Annabelle 2

Originaldauer
105 min
Regisseur
David F. Sandberg
Besetzung
Anthony Lapaglia, Miranda Otto, Talitha Bateman
Sprachen
Deutsch, Englisch
Erscheinungsjahr
2017
FSK-Angabe
16 Jahre
  • SD
    € 4,99
  • HD
    € 5,99

Handlung

Gerade mal 6,5 Millionen Dollar kostete die Herstellung von "Annabelle", einem Ableger des Spukhausfilms "Conjuring - Die Heimsuchung", mit dem Genrespezialist James Wan ("Saw", "Insidious") 2013 abermals für Aufsehen sorgen konnte. Vergleicht man die Kosten der Horror-Produktion mit den weltweiten Einnahmen, die sich auf knapp 257 Millionen Dollar belaufen, muss es nicht verwundern, dass trotz schlechter Kritiken eine Fortsetzung auf den Weg gebracht wurde. Auch wenn der deutsche Verleihtitel anderes vermuten lässt, schreibt "Annabelle 2" (2017) die Erzählung des ersten Teils nicht weiter, sondern skizziert vielmehr die Vorgeschichte der titelgebenden Puppe. Mit Erfolg: Rund 600.000 wollten den Film hierzulande in den Kinos sehen.

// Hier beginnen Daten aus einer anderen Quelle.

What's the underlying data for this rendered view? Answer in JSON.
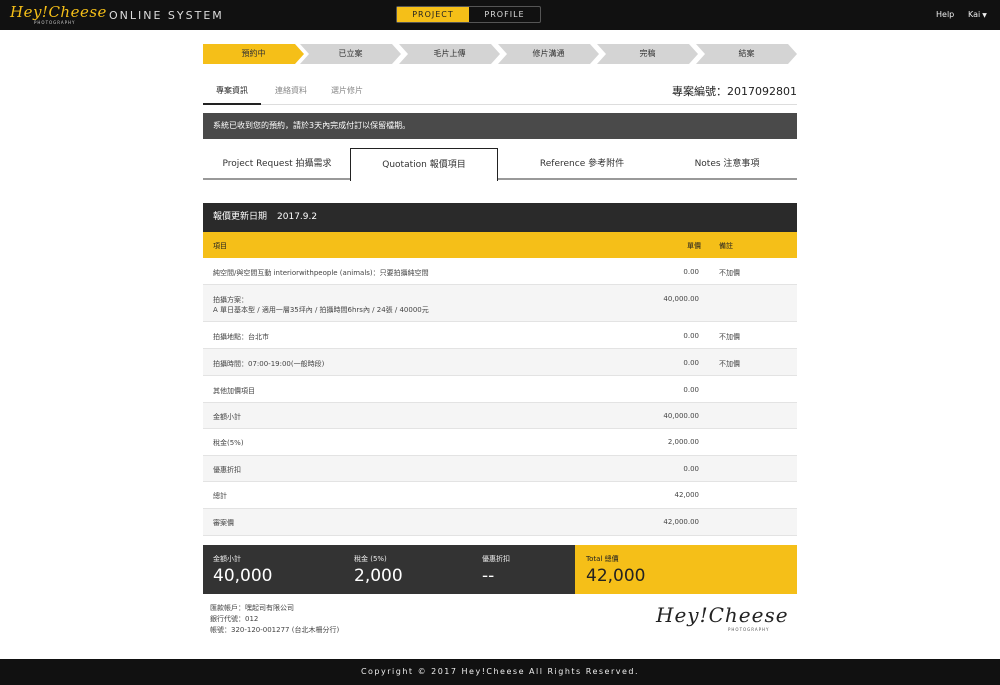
{
  "topbar": {
    "logo_text": "Hey!Cheese",
    "logo_sub": "PHOTOGRAPHY",
    "system_title": "ONLINE SYSTEM",
    "switch": {
      "active": "PROJECT",
      "inactive": "PROFILE"
    },
    "help": "Help",
    "user": "Kai",
    "user_caret": "▼"
  },
  "steps": [
    {
      "label": "預約中",
      "active": true
    },
    {
      "label": "已立案",
      "active": false
    },
    {
      "label": "毛片上傳",
      "active": false
    },
    {
      "label": "修片溝通",
      "active": false
    },
    {
      "label": "完稿",
      "active": false
    },
    {
      "label": "結案",
      "active": false
    }
  ],
  "subtabs": {
    "items": [
      "專案資訊",
      "連絡資料",
      "選片修片"
    ],
    "project_no": "專案編號：2017092801"
  },
  "notice": "系統已收到您的預約，請於3天內完成付訂以保留檔期。",
  "main_tabs": [
    "Project Request 拍攝需求",
    "Quotation 報價項目",
    "Reference 參考附件",
    "Notes 注意事項"
  ],
  "quote": {
    "head_label": "報價更新日期",
    "head_date": "2017.9.2",
    "columns": {
      "item": "項目",
      "price": "單價",
      "note": "備註"
    },
    "rows": [
      {
        "item": "純空間/與空間互動 interiorwithpeople (animals)：只要拍攝純空間",
        "item2": "",
        "price": "0.00",
        "note": "不加價"
      },
      {
        "item": "拍攝方案：",
        "item2": "A 單日基本型 / 適用一層35坪內 / 拍攝時間6hrs內 / 24張 / 40000元",
        "price": "40,000.00",
        "note": ""
      },
      {
        "item": "拍攝地點：台北市",
        "item2": "",
        "price": "0.00",
        "note": "不加價"
      },
      {
        "item": "拍攝時間：07:00-19:00(一般時段)",
        "item2": "",
        "price": "0.00",
        "note": "不加價"
      },
      {
        "item": "其他加價項目",
        "item2": "",
        "price": "0.00",
        "note": ""
      },
      {
        "item": "金額小計",
        "item2": "",
        "price": "40,000.00",
        "note": ""
      },
      {
        "item": "稅金(5%)",
        "item2": "",
        "price": "2,000.00",
        "note": ""
      },
      {
        "item": "優惠折扣",
        "item2": "",
        "price": "0.00",
        "note": ""
      },
      {
        "item": "總計",
        "item2": "",
        "price": "42,000",
        "note": ""
      },
      {
        "item": "審案價",
        "item2": "",
        "price": "42,000.00",
        "note": ""
      }
    ]
  },
  "summary": {
    "subtotal": {
      "label": "金額小計",
      "value": "40,000"
    },
    "tax": {
      "label": "稅金 (5%)",
      "value": "2,000"
    },
    "discount": {
      "label": "優惠折扣",
      "value": "--"
    },
    "total": {
      "label": "Total 總價",
      "value": "42,000"
    }
  },
  "bank": {
    "line1": "匯款帳戶：嘿起司有限公司",
    "line2": "銀行代號：012",
    "line3": "帳號：320-120-001277 (台北木柵分行)"
  },
  "bottom_logo": {
    "text": "Hey!Cheese",
    "sub": "PHOTOGRAPHY"
  },
  "footer": "Copyright © 2017 Hey!Cheese All Rights Reserved.",
  "colors": {
    "accent": "#f5bf18",
    "dark": "#111111",
    "notice_bg": "#4a4a4a"
  }
}
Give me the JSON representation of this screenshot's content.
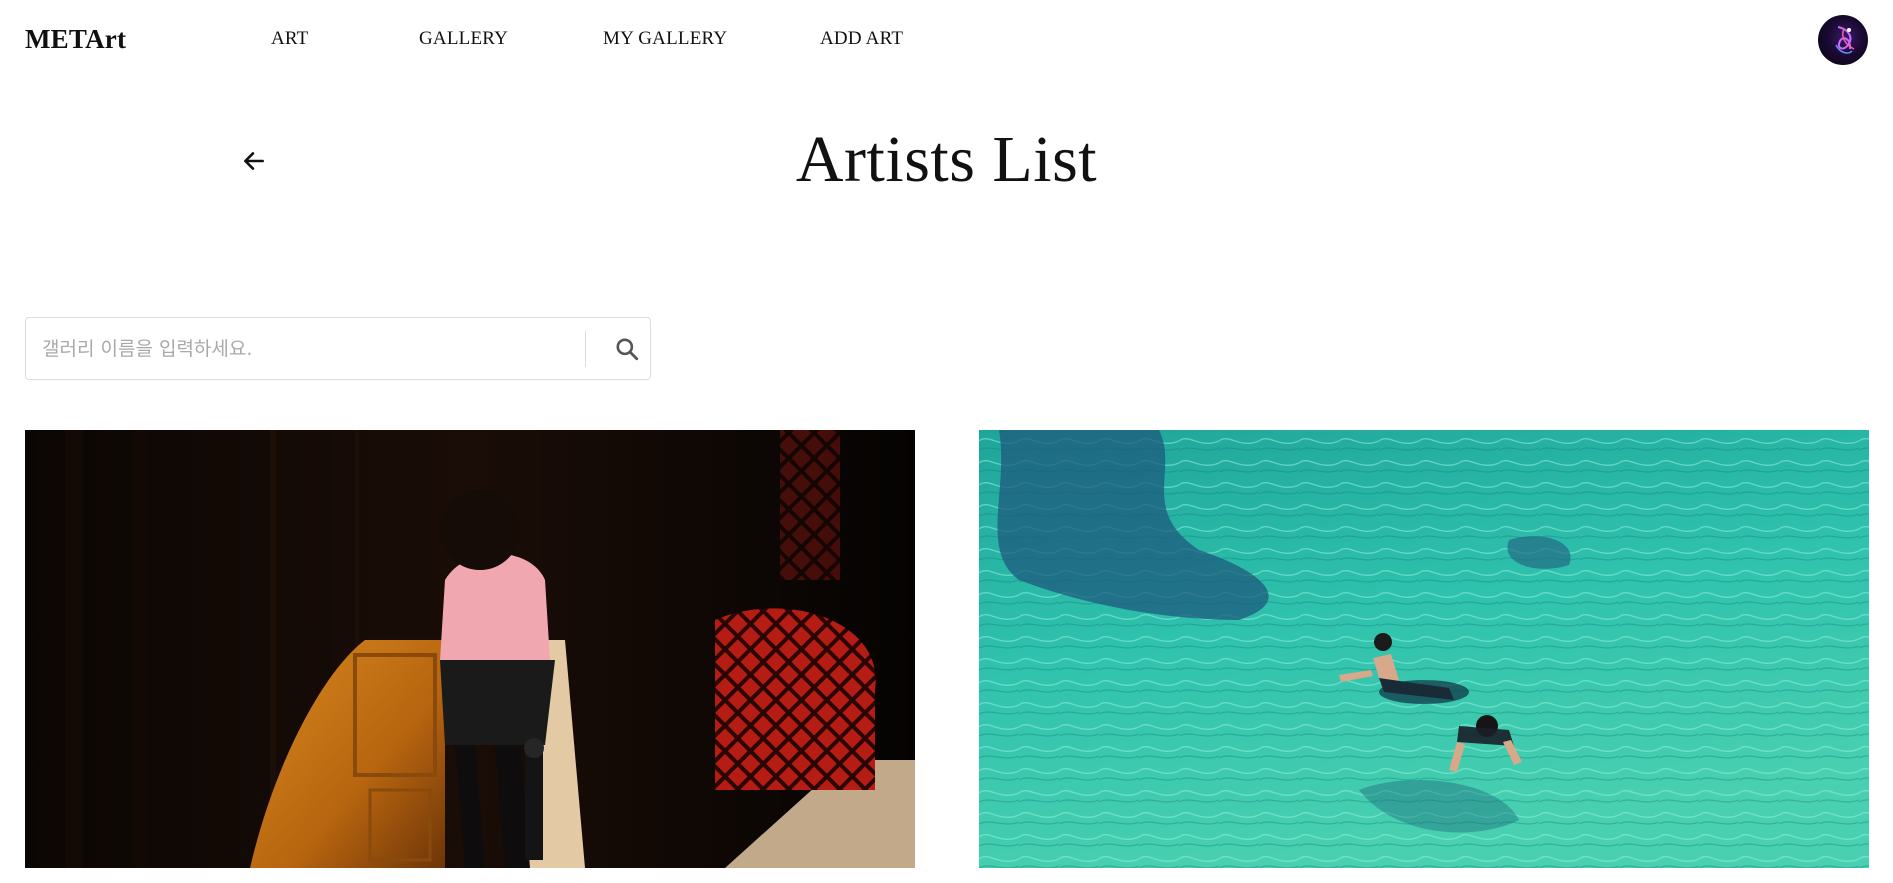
{
  "header": {
    "logo": "METArt",
    "nav": [
      {
        "label": "ART"
      },
      {
        "label": "GALLERY"
      },
      {
        "label": "MY GALLERY"
      },
      {
        "label": "ADD ART"
      }
    ],
    "avatar_icon": "user-avatar"
  },
  "page": {
    "title": "Artists List",
    "back_icon": "arrow-left-icon"
  },
  "search": {
    "placeholder": "갤러리 이름을 입력하세요.",
    "value": "",
    "icon": "search-icon"
  },
  "artworks": [
    {
      "image": "woman-in-doorway-light-and-shadow-photo"
    },
    {
      "image": "swimmers-in-turquoise-sea-photo"
    }
  ],
  "colors": {
    "text": "#111111",
    "border": "#dcdcdc",
    "placeholder": "#a9a9a9",
    "sea": "#2fb8a5"
  }
}
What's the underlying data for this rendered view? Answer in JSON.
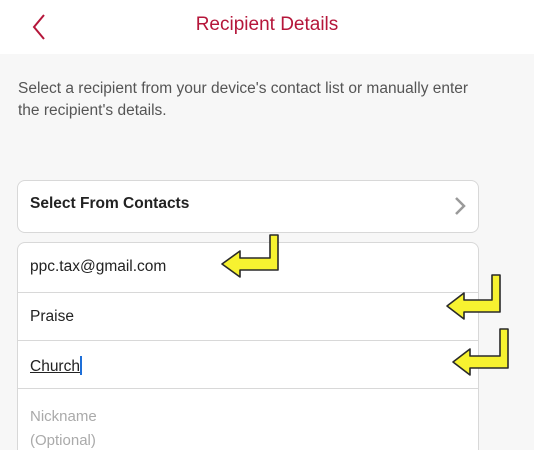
{
  "header": {
    "title": "Recipient Details",
    "back_icon": "chevron-left-icon",
    "accent_color": "#b5163a"
  },
  "intro": {
    "text": "Select a recipient from your device's contact list or manually enter the recipient's details."
  },
  "contacts": {
    "label": "Select From Contacts",
    "icon": "chevron-right-icon"
  },
  "form": {
    "email_value": "ppc.tax@gmail.com",
    "first_name_value": "Praise",
    "last_name_value": "Church",
    "nickname_placeholder": "Nickname (Optional)"
  },
  "annotations": {
    "arrow_color": "#f7f230",
    "arrow_icon": "return-arrow-icon"
  }
}
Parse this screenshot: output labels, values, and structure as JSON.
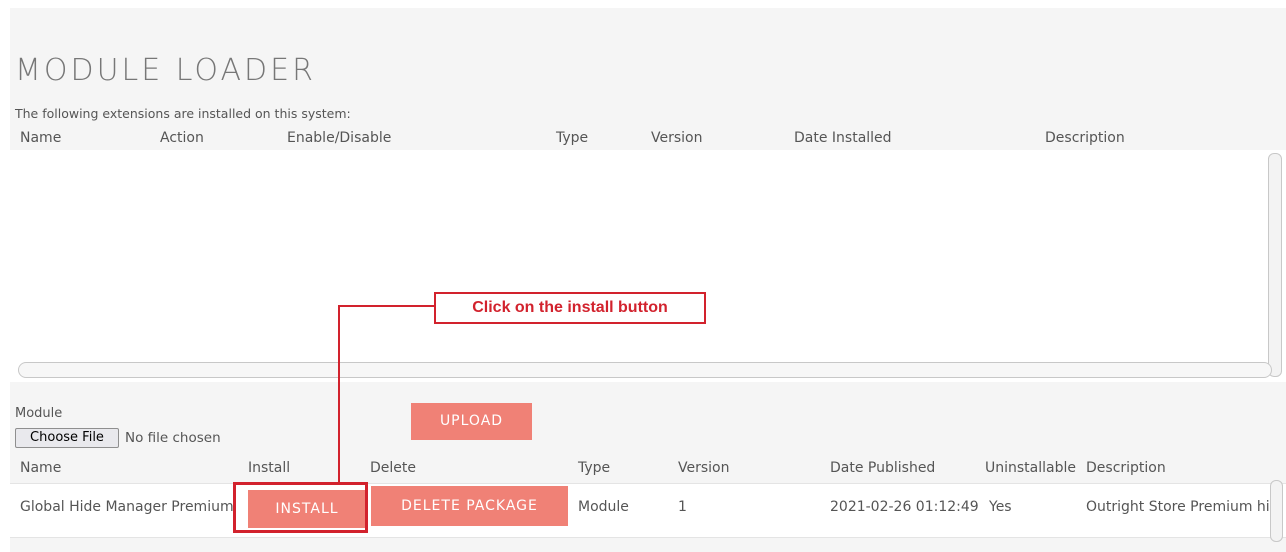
{
  "page": {
    "title": "MODULE LOADER",
    "subtitle": "The following extensions are installed on this system:"
  },
  "installed_table": {
    "headers": {
      "name": "Name",
      "action": "Action",
      "enable_disable": "Enable/Disable",
      "type": "Type",
      "version": "Version",
      "date_installed": "Date Installed",
      "description": "Description"
    },
    "rows": []
  },
  "upload": {
    "module_label": "Module",
    "choose_file_label": "Choose File",
    "no_file_text": "No file chosen",
    "upload_label": "UPLOAD"
  },
  "available_table": {
    "headers": {
      "name": "Name",
      "install": "Install",
      "delete": "Delete",
      "type": "Type",
      "version": "Version",
      "date_published": "Date Published",
      "uninstallable": "Uninstallable",
      "description": "Description"
    },
    "rows": [
      {
        "name": "Global Hide Manager Premium",
        "install_label": "INSTALL",
        "delete_label": "DELETE PACKAGE",
        "type": "Module",
        "version": "1",
        "date_published": "2021-02-26 01:12:49",
        "uninstallable": "Yes",
        "description": "Outright Store Premium hi"
      }
    ]
  },
  "annotation": {
    "text": "Click on the install button",
    "color": "#d2222d"
  },
  "colors": {
    "accent": "#f08176",
    "annotation": "#d2222d",
    "background": "#f5f5f5"
  }
}
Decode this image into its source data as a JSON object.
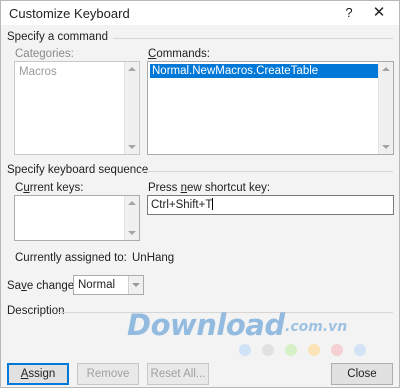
{
  "window": {
    "title": "Customize Keyboard",
    "help_label": "?",
    "close_label": "✕"
  },
  "specify_command": {
    "heading": "Specify a command",
    "categories_label": "Categories:",
    "categories": [
      "Macros"
    ],
    "commands_label": "Commands:",
    "commands": [
      "Normal.NewMacros.CreateTable"
    ]
  },
  "keyboard_sequence": {
    "heading": "Specify keyboard sequence",
    "current_keys_label": "Current keys:",
    "new_shortcut_label": "Press new shortcut key:",
    "new_shortcut_value": "Ctrl+Shift+T",
    "currently_assigned_label": "Currently assigned to:",
    "currently_assigned_value": "UnHang",
    "save_changes_label": "Save changes in:",
    "save_changes_value": "Normal"
  },
  "description": {
    "heading": "Description"
  },
  "buttons": {
    "assign": "Assign",
    "remove": "Remove",
    "reset_all": "Reset All...",
    "close": "Close"
  },
  "watermark": {
    "text": "Download",
    "domain": ".com.vn",
    "dot_colors": [
      "#cfe3f6",
      "#e1e1e1",
      "#d7f0c7",
      "#fbe3b7",
      "#f6cfd3",
      "#d4e2f7"
    ]
  },
  "colors": {
    "selection": "#0078d7",
    "dialog_bg": "#f3f3f3"
  }
}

Die kleine Annabelle (Samara Lee) stirbt bei einem Autounfall und lässt ihre Eltern, den Puppenmacher Samuel Mullins (Anthony LaPaglia) und seine Ehefrau Esther (Miranda Otto), schwer gebrochen zurück. Zwölf Jahre später sind die beiden bereit, einige Waisenkinder in ihrem abgeschiedenen Anwesen aufzunehmen. Die Nonne Charlotte (Stephanie Sigman) zieht daraufhin mit sechs Schützlingen ein, die ihr Glück kaum fassen können.

Mit viel Liebe zum Detail erweckt "Annabelle 2" sein 50er-Jahre-Setting zum Leben und nimmt sich immer wieder Zeit für die Gefühlswelt der Protagonisten. Sei es den Schmerz, den das Ehepaar Mullins nach dem Tod seiner Tochter befallen hat, oder aber die Verlorenheit, die die an Polio erkrankte Janice (Talitha Bateman) verspürt. Obwohl sie in Linda (Lulu Wilson) eine rücksichtsvolle Freundin hat, zwingt ihre Erkrankung sie in eine Außenseiterrolle unter den Waisenkindern.

Während die anderen Mädchen die neue Umgebung ausführlich erforschen, ist Janice größtenteils an das Haus gebunden. Verdenken kann man es ihr daher nicht, dass sie sich auf der Suche nach kleinen Abenteuern über ein Verbot ihres Gastgebers hinwegsetzt, indem sie die Tür zu Annabelles Zimmer öffnet und unwissentlich eine böse Macht befreit.

Klassische, aber durchaus effektive Mittel - knarzende Dielenbretter, plötzlich zuschlagende Türen - nähren die Anspannung des Zuschauers und unterstreichen einmal mehr David F. Sandbergs inszenatorisches Geschick.